July 17, 2014 6:24 pm

Norte, the End of History – film review

Lav Diaz’s film merges three interconnected tales inspired by Crime and Punishment

Lav Diaz, at 55 a semi-legendary veteran of the Asian avant-garde, believes in space and time. Space for his stories to breathe; time for them to grow and develop. The Filipino filmmaker’s features clock in at a barely programmable five, six, eight hours. His latest, Norte, the End of History, is a relative tiddler at 250 minutes. No wonder western distributors, previously Diaz-shy, have seized it.

Four hours contain three interconnected tales inspired by Dostoevsky’s Crime and Punishment. Fabian (Sid Lucero), a law school dropout turned anarchist, murders a moneylender and her daughter. Penurious family man Joaquin (Archie Alemania) is wrongly jailed. His wife (Angeli Bayani) is forced on to the streets as a vegetable cart vendor.

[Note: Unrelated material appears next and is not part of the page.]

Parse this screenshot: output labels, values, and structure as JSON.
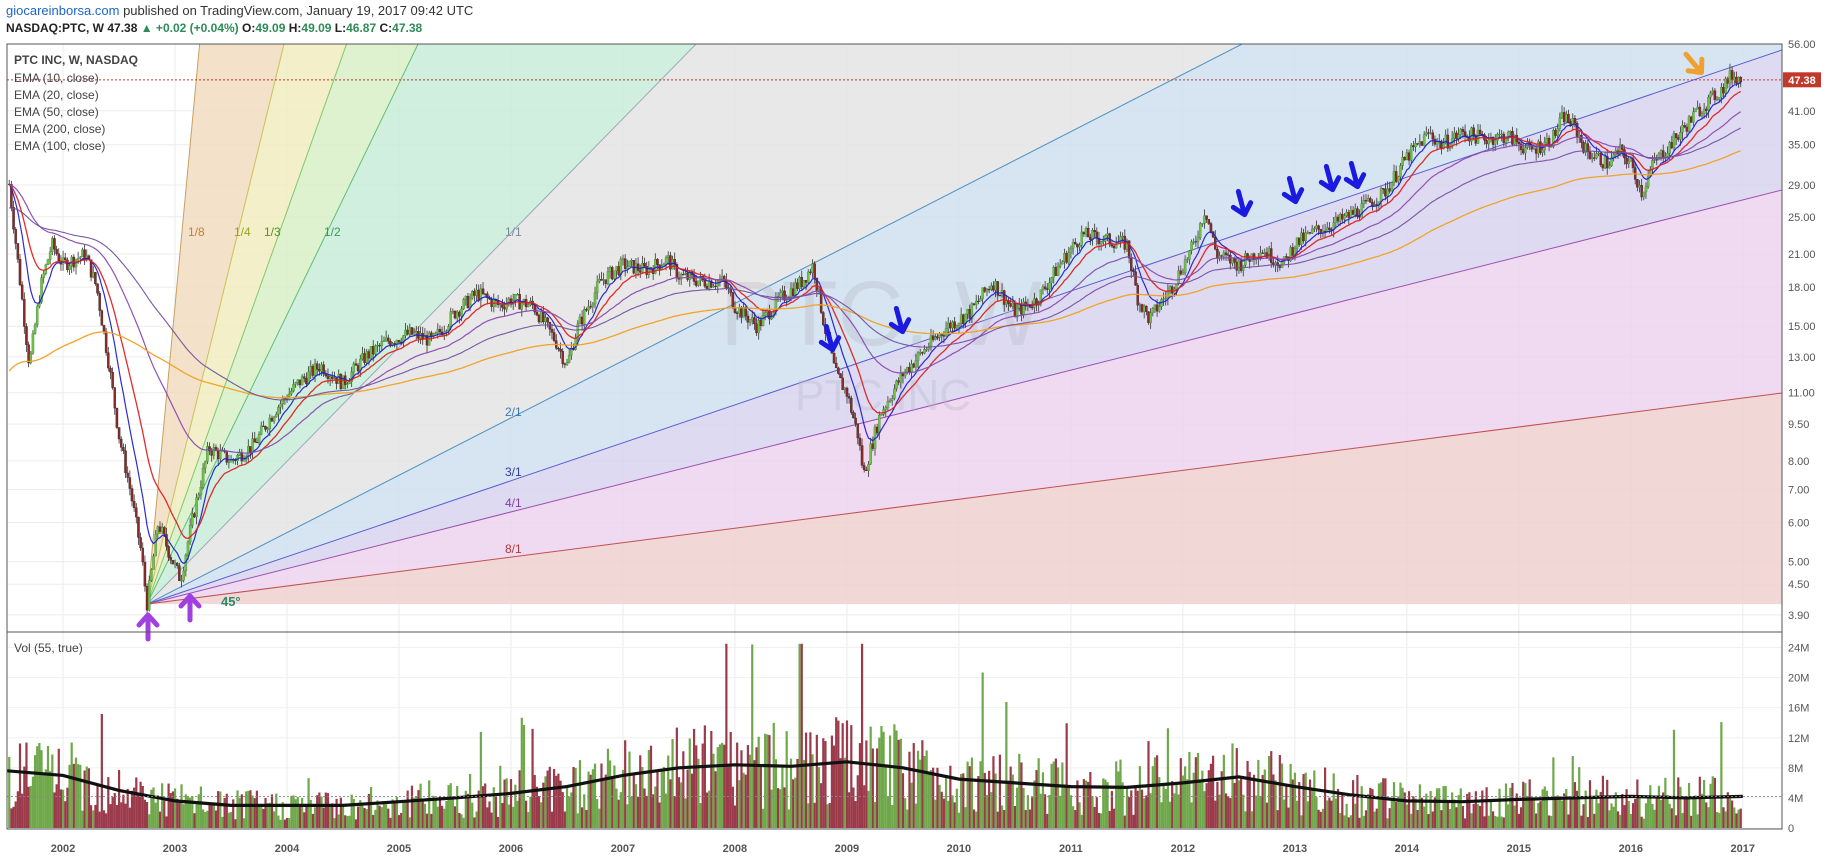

Each male character has moments to dazzle: the anarchist with his speeches, the injustice victim with his vaultings into the otherworldly (dream sequences, a “levitation”). But there are longueurs along the way. The convict’s story sparks to life mainly in adversity (a brief, electrifying interplay with a brutal prison kingpin). And the “Raskolnikov” hero vanishes for long chunks, awkwardly re-engaging with us when he returns. Masterpiece? Not for me. Masterly elements, for sure. Spurts of vivid violence and dialectical debate. And some lapidary landscapes given visionary Lebensraum; though let’s avoid world-domination language or we’ll be up all night debating the leash-room we should allow ambitious ideologues and/or overambitious auteurs.